After the choreographed “discovery” on Tuesday of an Iranian assassination plot against the Saudi Arabian ambassador to Washington, the U.S. government has further aggravated the situation. The State Department issued a travel warning to all Americans overseas and cautioned them to be extra vigilant. The warning says, “The U.S. government assesses that this Iranian-backed plan to assassinate the Saudi ambassador may indicate a more aggressive focus by the Iranian government on terrorist activity against diplomats from certain countries, to include possible attacks in the United States.”

In reality, all participating U.S. agencies admit that there is no evidence that the government of Iran is in any way involved or complicit in the plot. The fact that nearly every mainstream media outlet in the West is reporting exactly the opposite is neither surprising nor, from the American point of view, undesirable. It’s the only way the U.S. can justify the new sanctions against Iran that were announced by Secretary of State Hillary Clinton. She announced at a press conference that the U.S. would “work closely with our international partners to increase Iran’s isolation and the pressure on its government, and we call upon other nations to join us in condemning this threat to international peace and security.” She added that the plot “crosses a line that Iran needs to be held to account for.” She then triumphantly announced that this case would fortify the distrust many countries felt toward Iran.

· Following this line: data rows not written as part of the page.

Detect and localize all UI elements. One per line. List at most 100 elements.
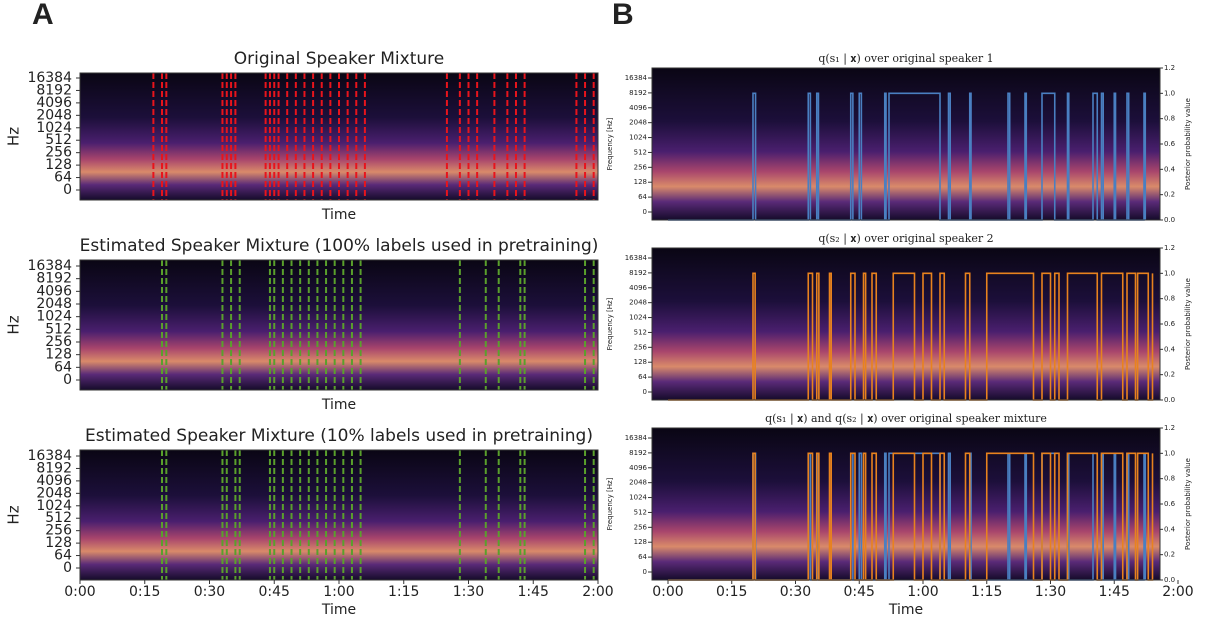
- y2-tick-label: 0.2: [1164, 371, 1175, 379]
- y2-tick-label: 0.0: [1164, 396, 1175, 404]
- y-tick-label: 64: [54, 359, 72, 375]
- y-tick-label: 16384: [625, 74, 648, 82]
- x-tick-label: 0:30: [194, 584, 225, 600]
- plot-frame: [651, 67, 1161, 221]
- y-axis-label: Frequency [Hz]: [606, 297, 614, 350]
- y-axis-label: Hz: [5, 127, 23, 146]
- y-tick-label: 0: [643, 568, 647, 576]
- plot-frame: [79, 259, 599, 391]
- y-tick-label: 128: [634, 358, 647, 366]
- plot-frame: [79, 72, 599, 201]
- y-tick-label: 256: [45, 334, 72, 350]
- x-axis-label: Time: [321, 602, 356, 618]
- y-tick-label: 2048: [36, 296, 72, 312]
- y-tick-label: 64: [54, 548, 72, 564]
- y-tick-label: 16384: [27, 70, 72, 86]
- y-tick-label: 256: [45, 523, 72, 539]
- y-tick-label: 128: [45, 157, 72, 173]
- y-tick-label: 8192: [36, 460, 72, 476]
- y-tick-label: 4096: [629, 284, 647, 292]
- y-tick-label: 0: [643, 388, 647, 396]
- plot-frame: [79, 449, 599, 581]
- y-axis-label: Frequency [Hz]: [606, 117, 614, 170]
- y-tick-label: 64: [638, 553, 647, 561]
- y-tick-label: 8192: [629, 269, 647, 277]
- y2-axis-label: Posterior probability value: [1184, 278, 1192, 370]
- x-tick-label: 0:15: [129, 584, 160, 600]
- y-tick-label: 0: [63, 560, 72, 576]
- y-tick-label: 1024: [629, 314, 647, 322]
- x-axis-label: Time: [888, 602, 923, 618]
- y2-tick-label: 0.8: [1164, 115, 1175, 123]
- y-tick-label: 4096: [629, 104, 647, 112]
- x-tick-label: 0:15: [716, 584, 747, 600]
- chart-title: Original Speaker Mixture: [234, 49, 444, 69]
- y-tick-label: 1024: [36, 120, 72, 136]
- y-tick-label: 2048: [629, 299, 647, 307]
- y-tick-label: 128: [45, 535, 72, 551]
- y-tick-label: 256: [45, 145, 72, 161]
- y-axis-label: Hz: [5, 315, 23, 334]
- x-tick-label: 0:00: [64, 584, 95, 600]
- y2-tick-label: 0.4: [1164, 345, 1176, 353]
- y-tick-label: 4096: [36, 473, 72, 489]
- y-tick-label: 512: [45, 132, 72, 148]
- y-tick-label: 256: [634, 343, 648, 351]
- y-tick-label: 2048: [36, 485, 72, 501]
- y2-tick-label: 1.2: [1164, 424, 1175, 432]
- x-tick-label: 2:00: [582, 584, 613, 600]
- y2-tick-label: 0.6: [1164, 140, 1176, 148]
- y-tick-label: 0: [63, 182, 72, 198]
- x-tick-label: 2:00: [1162, 584, 1193, 600]
- y-tick-label: 128: [45, 347, 72, 363]
- chart-title: Estimated Speaker Mixture (100% labels u…: [80, 236, 599, 256]
- chart-title: q(s₁ | 𝐱) and q(s₂ | 𝐱) over original sp…: [765, 412, 1047, 426]
- x-tick-label: 1:00: [907, 584, 938, 600]
- plot-frame: [651, 427, 1161, 581]
- y2-tick-label: 1.0: [1164, 449, 1175, 457]
- y2-tick-label: 0.6: [1164, 500, 1176, 508]
- x-tick-label: 0:00: [652, 584, 683, 600]
- y-tick-label: 16384: [27, 448, 72, 464]
- y-axis-label: Hz: [5, 505, 23, 524]
- y-tick-label: 1024: [36, 498, 72, 514]
- y-tick-label: 4096: [36, 283, 72, 299]
- panel-label: B: [612, 0, 634, 31]
- y-tick-label: 1024: [629, 494, 647, 502]
- x-tick-label: 1:15: [971, 584, 1002, 600]
- y-tick-label: 0: [643, 208, 647, 216]
- y2-tick-label: 1.2: [1164, 64, 1175, 72]
- y-tick-label: 512: [45, 321, 72, 337]
- x-axis-label: Time: [321, 397, 356, 413]
- x-tick-label: 1:00: [323, 584, 354, 600]
- y2-tick-label: 0.8: [1164, 475, 1175, 483]
- x-tick-label: 1:15: [388, 584, 419, 600]
- y-tick-label: 64: [54, 170, 72, 186]
- chart-title: q(s₂ | 𝐱) over original speaker 2: [818, 232, 993, 246]
- y-tick-label: 16384: [625, 254, 648, 262]
- y2-tick-label: 0.4: [1164, 525, 1176, 533]
- y-tick-label: 256: [634, 523, 648, 531]
- y2-tick-label: 0.2: [1164, 191, 1175, 199]
- y-tick-label: 16384: [27, 258, 72, 274]
- y-tick-label: 2048: [629, 479, 647, 487]
- y-tick-label: 128: [634, 178, 647, 186]
- y2-axis-label: Posterior probability value: [1184, 458, 1192, 550]
- spectrogram-image: [652, 248, 1160, 400]
- y-tick-label: 64: [638, 373, 647, 381]
- y-tick-label: 64: [638, 193, 647, 201]
- y-tick-label: 2048: [36, 107, 72, 123]
- y2-tick-label: 0.6: [1164, 320, 1176, 328]
- y-tick-label: 512: [634, 508, 647, 516]
- x-tick-label: 0:45: [259, 584, 290, 600]
- y2-tick-label: 0.8: [1164, 295, 1175, 303]
- y-tick-label: 128: [634, 538, 647, 546]
- chart-title: Estimated Speaker Mixture (10% labels us…: [85, 426, 593, 446]
- y-tick-label: 8192: [629, 89, 647, 97]
- x-tick-label: 0:30: [780, 584, 811, 600]
- y2-tick-label: 1.0: [1164, 89, 1175, 97]
- y-tick-label: 512: [634, 328, 647, 336]
- y-tick-label: 1024: [629, 134, 647, 142]
- y-axis-label: Frequency [Hz]: [606, 477, 614, 530]
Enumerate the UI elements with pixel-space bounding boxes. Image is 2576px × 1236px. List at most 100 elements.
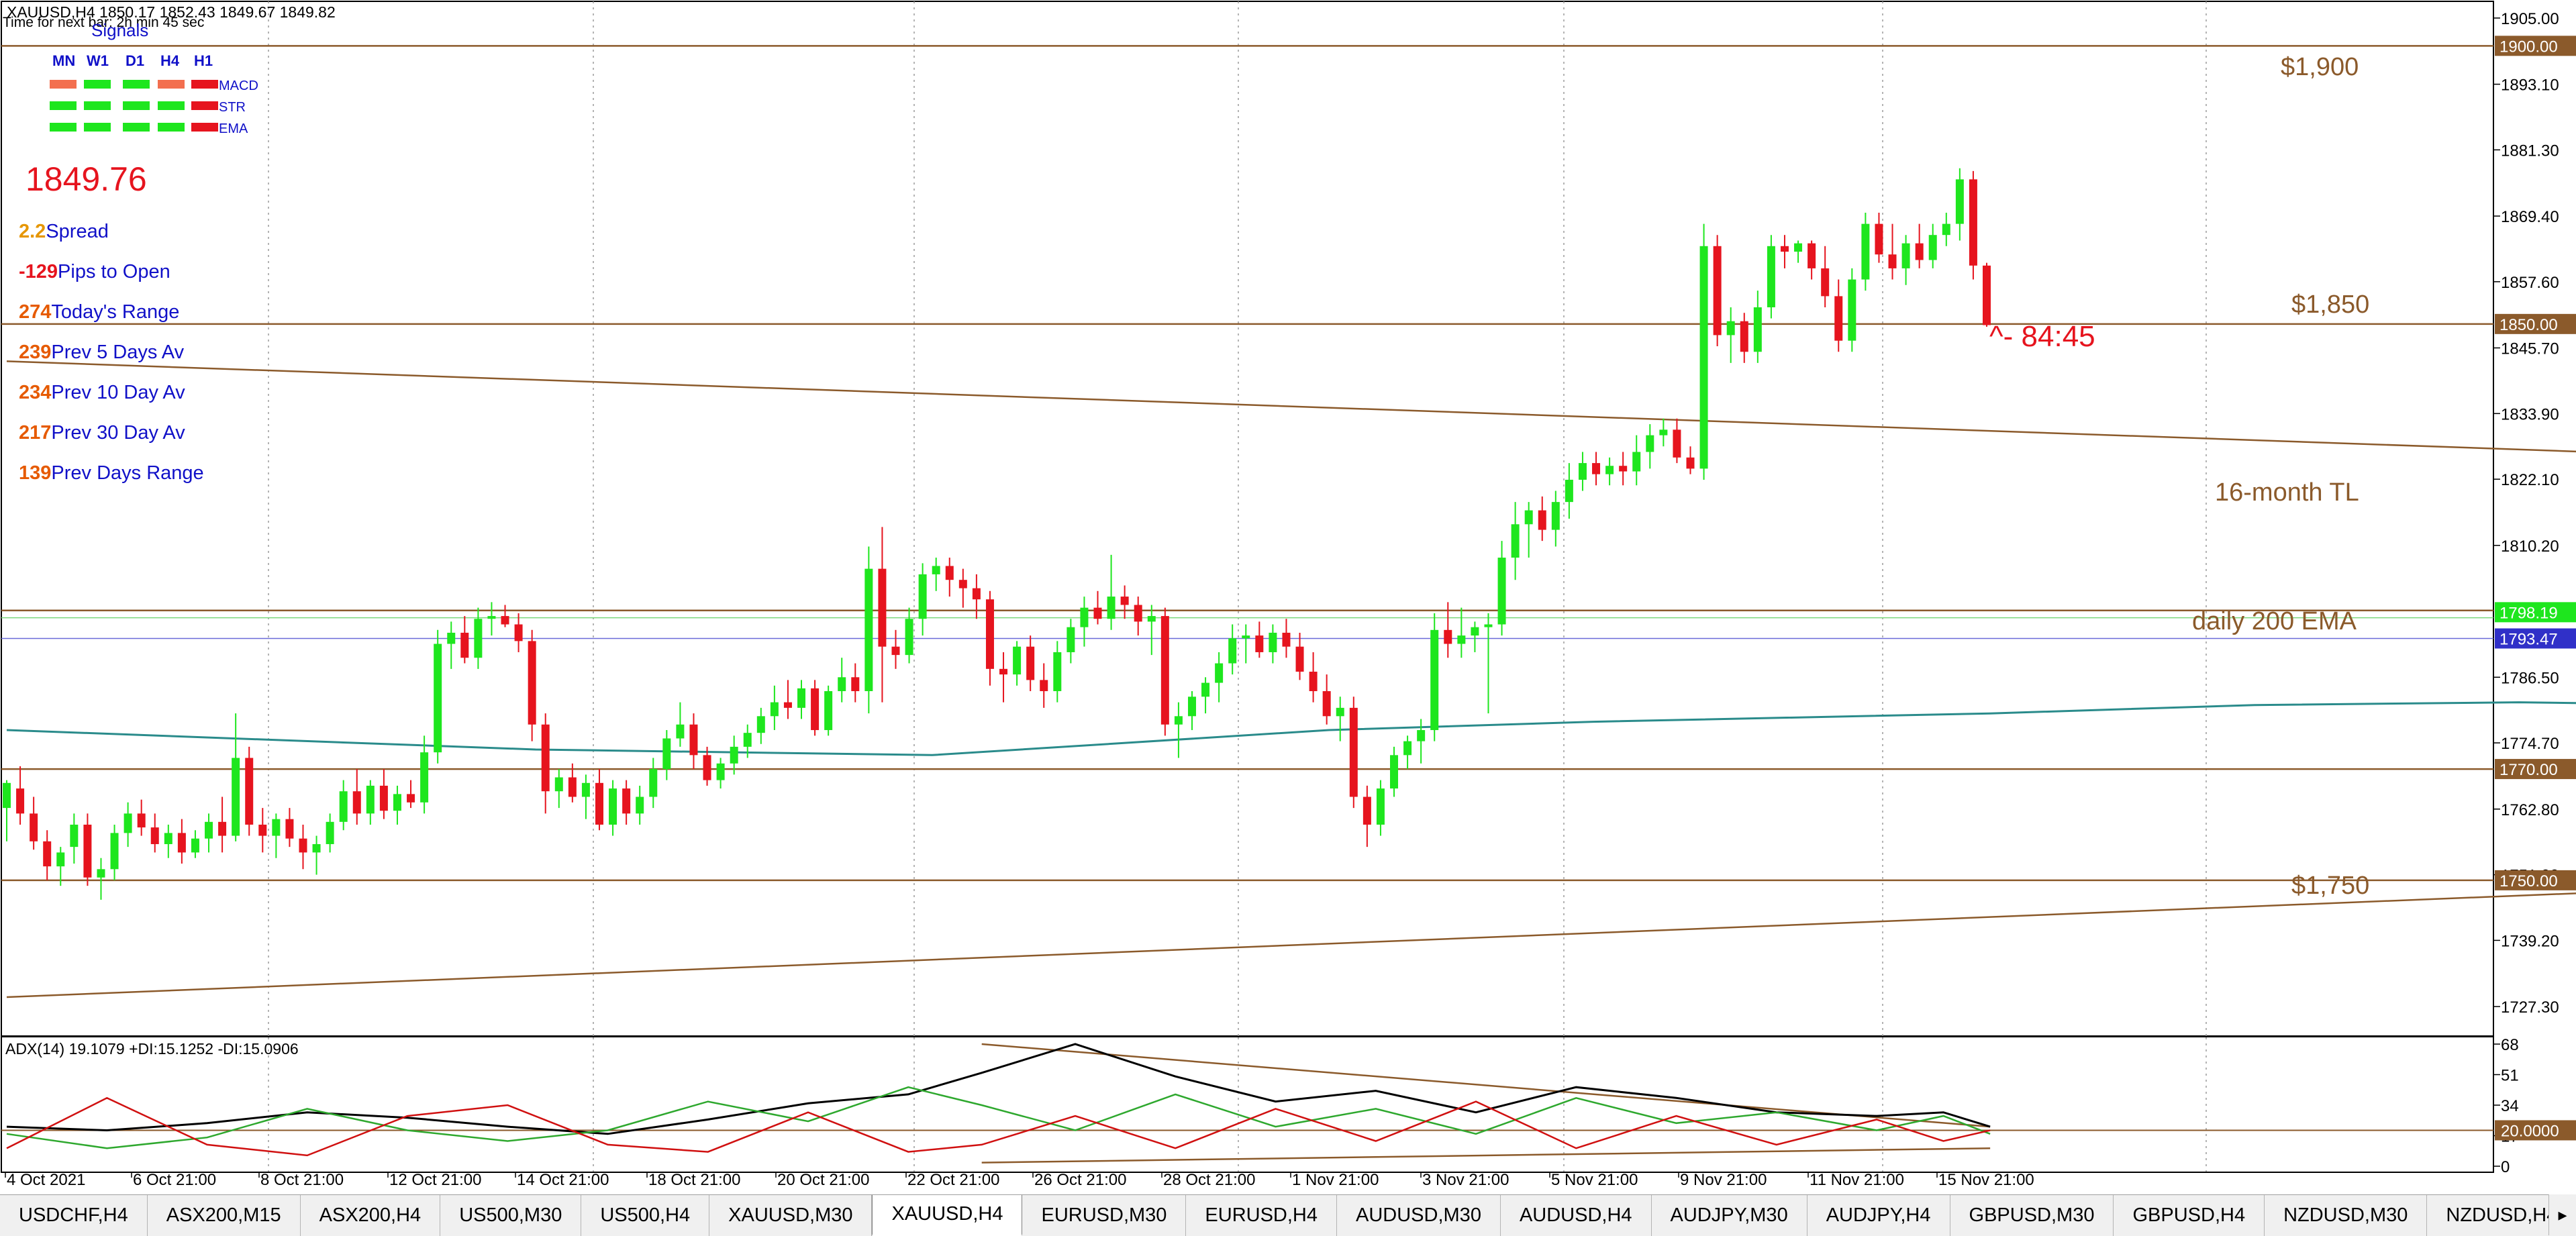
chart-tab[interactable]: AUDUSD,M30 xyxy=(1337,1195,1501,1236)
candle-body xyxy=(1605,466,1614,474)
candle-body xyxy=(501,616,509,625)
timeframe-label: MN xyxy=(52,52,75,69)
stat-label: Prev 30 Day Av xyxy=(51,422,185,444)
chart-tab[interactable]: XAUUSD,H4 xyxy=(872,1195,1023,1236)
price-badge-label: 1850.00 xyxy=(2499,316,2558,334)
stat-row: 274Today's Range xyxy=(19,301,179,323)
candle-body xyxy=(1107,597,1116,619)
candle-body xyxy=(1538,510,1546,530)
candle-body xyxy=(420,752,429,803)
candle xyxy=(1861,213,1870,291)
chart-tab[interactable]: NZDUSD,M30 xyxy=(2265,1195,2428,1236)
price-tick-label: 1786.50 xyxy=(2501,669,2559,687)
candle-body xyxy=(83,824,92,878)
candle xyxy=(811,680,820,736)
candle-body xyxy=(716,763,725,780)
trendlines xyxy=(6,360,2576,998)
candle xyxy=(1255,621,1264,658)
signal-cell xyxy=(158,123,185,132)
candle xyxy=(1794,240,1803,263)
candle xyxy=(1013,641,1022,686)
candle xyxy=(1592,452,1601,486)
candle xyxy=(1619,452,1628,486)
candle xyxy=(177,819,186,864)
time-tick-label: 15 Nov 21:00 xyxy=(1938,1171,2034,1189)
candle-body xyxy=(1040,680,1048,691)
chart-tab[interactable]: USDCHF,H4 xyxy=(0,1195,148,1236)
candle xyxy=(1349,697,1358,809)
candle-body xyxy=(1215,663,1224,683)
adx-badge-bg xyxy=(2495,1120,2576,1141)
candle xyxy=(1417,719,1426,764)
adx-title: ADX(14) 19.1079 +DI:15.1252 -DI:15.0906 xyxy=(5,1040,299,1058)
candle xyxy=(1646,424,1654,469)
candle-body xyxy=(1901,243,1910,268)
candle xyxy=(1471,621,1479,652)
chart-tab[interactable]: ASX200,M15 xyxy=(147,1195,301,1236)
chart-tab[interactable]: ASX200,H4 xyxy=(300,1195,441,1236)
chart-tab[interactable]: US500,M30 xyxy=(440,1195,582,1236)
price-chart-area[interactable] xyxy=(1,1,2494,1037)
candle xyxy=(1201,677,1210,714)
candle xyxy=(1686,446,1695,474)
candle xyxy=(3,780,11,841)
candle-body xyxy=(945,566,954,580)
price-badge-bg xyxy=(2495,628,2576,649)
candle-body xyxy=(1147,616,1156,622)
chart-tab[interactable]: GBPUSD,M30 xyxy=(1950,1195,2114,1236)
chart-tab[interactable]: EURUSD,M30 xyxy=(1022,1195,1187,1236)
candle-body xyxy=(312,843,321,853)
candle xyxy=(1726,307,1735,363)
price-tick-label: 1833.90 xyxy=(2501,405,2559,423)
candle-body xyxy=(1120,597,1129,605)
candle-body xyxy=(676,724,685,739)
stats-panel: 2.2Spread -129Pips to Open 274Today's Rang… xyxy=(19,221,204,484)
candle-body xyxy=(1861,223,1870,280)
candle xyxy=(312,835,321,875)
chart-tab[interactable]: AUDJPY,H4 xyxy=(1807,1195,1950,1236)
candle xyxy=(245,746,254,836)
candle xyxy=(70,813,79,864)
candle-body xyxy=(1322,691,1331,717)
signal-row-label: EMA xyxy=(219,121,248,136)
countdown-label: ^- 84:45 xyxy=(1989,320,2095,353)
candle-body xyxy=(743,733,752,747)
candle-body xyxy=(339,791,348,822)
candle-body xyxy=(177,833,186,853)
candle-body xyxy=(164,833,172,844)
candle-body xyxy=(299,838,307,853)
candle-body xyxy=(137,813,146,828)
price-badge: 1770.00 xyxy=(2495,759,2576,780)
candle xyxy=(716,758,725,789)
price-badges: 1900.00 1850.00 1798.19 1793.47 1770.00 1750.… xyxy=(2495,36,2576,890)
candle xyxy=(1187,691,1196,731)
candle-body xyxy=(43,841,52,867)
chart-tab[interactable]: EURUSD,H4 xyxy=(1186,1195,1338,1236)
adx-line xyxy=(6,1043,1991,1135)
stat-value: 2.2 xyxy=(19,221,46,242)
candle xyxy=(123,802,132,847)
candle xyxy=(164,824,172,858)
time-tick-label: 28 Oct 21:00 xyxy=(1163,1171,1255,1189)
chart-tab[interactable]: GBPUSD,H4 xyxy=(2114,1195,2265,1236)
stat-label: Pips to Open xyxy=(58,261,170,282)
candle-body xyxy=(1794,243,1803,252)
candle-body xyxy=(851,677,860,691)
stat-label: Spread xyxy=(46,221,109,242)
adx-tick-label: 51 xyxy=(2501,1067,2519,1085)
candle xyxy=(1524,502,1533,558)
candle-body xyxy=(932,566,940,574)
chart-tab[interactable]: XAUUSD,M30 xyxy=(709,1195,873,1236)
chart-tab[interactable]: AUDUSD,H4 xyxy=(1500,1195,1652,1236)
chart-tab[interactable]: AUDJPY,M30 xyxy=(1651,1195,1807,1236)
candle-body xyxy=(972,588,981,600)
candle xyxy=(1807,240,1816,280)
candle xyxy=(1457,607,1466,658)
candle-body xyxy=(1457,635,1466,644)
trendline-16m-label: 16-month TL xyxy=(2215,478,2359,507)
adx-panel[interactable] xyxy=(1,1036,2494,1173)
tab-scroll-right-icon[interactable]: ▸ xyxy=(2548,1194,2576,1235)
chart-tab[interactable]: US500,H4 xyxy=(581,1195,710,1236)
candle-body xyxy=(770,702,779,717)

This supposed assassination plot that justifies “punitive measures” against an entire nation was apparently another in a series of so-called sting operations that have been increasingly popular recently with the FBI, CIA and other American security agencies, all of which are designed to prove the dangers of “Muslim terrorists.” Using this plot, unstable individuals were systematically involved in fictitious conspiracies constructed by police and intelligence agencies. The conspiracies originated overwhelmingly in the imaginations and machinations of those agencies. They ranged from identifying assassination targets to providing explosives and weapons.

Testimony from arresting officers that there was never any real danger to the public because suspects were under constant observation from the beginning is a significant indication that this was just another sting operation. The individual arrested, Manssor Arbabsiar, is a U.S. citizen of Iranian origin. According to the indictment, he was recruited and paid by individuals he was led to believe were high-ranking officers of the Iranian Republican Guard. They instructed him to contact a Mexican drug cartel for the purpose of getting hired killers to assassinate the Saudi Arabian ambassador in Washington. Following that, he was to have arranged for further attacks on the Israeli Embassies in the United States and Argentina.

How does a normal U.S. citizen go about contacting a Mexican drug cartel? That was obviously arranged by Arbabsiar’s employers: The Iranian just happened to stumble upon a Mexican go-between who turned out to be an informant employed by the U.S. Drug Enforcement Agency. Those people are generally addicts and criminals who agree, under great pressure and threat, to cooperate with the authorities and are therefore ready to tell whatever lies they’re told to tell.

The indictment also names a second Iranian, Golam Shakuri, purported to be in Iran, as serving as an officer in the Revolutionary Guard. Whether he really had anything to do with the fictitious assassination plot or whether he even actually exists is unknown.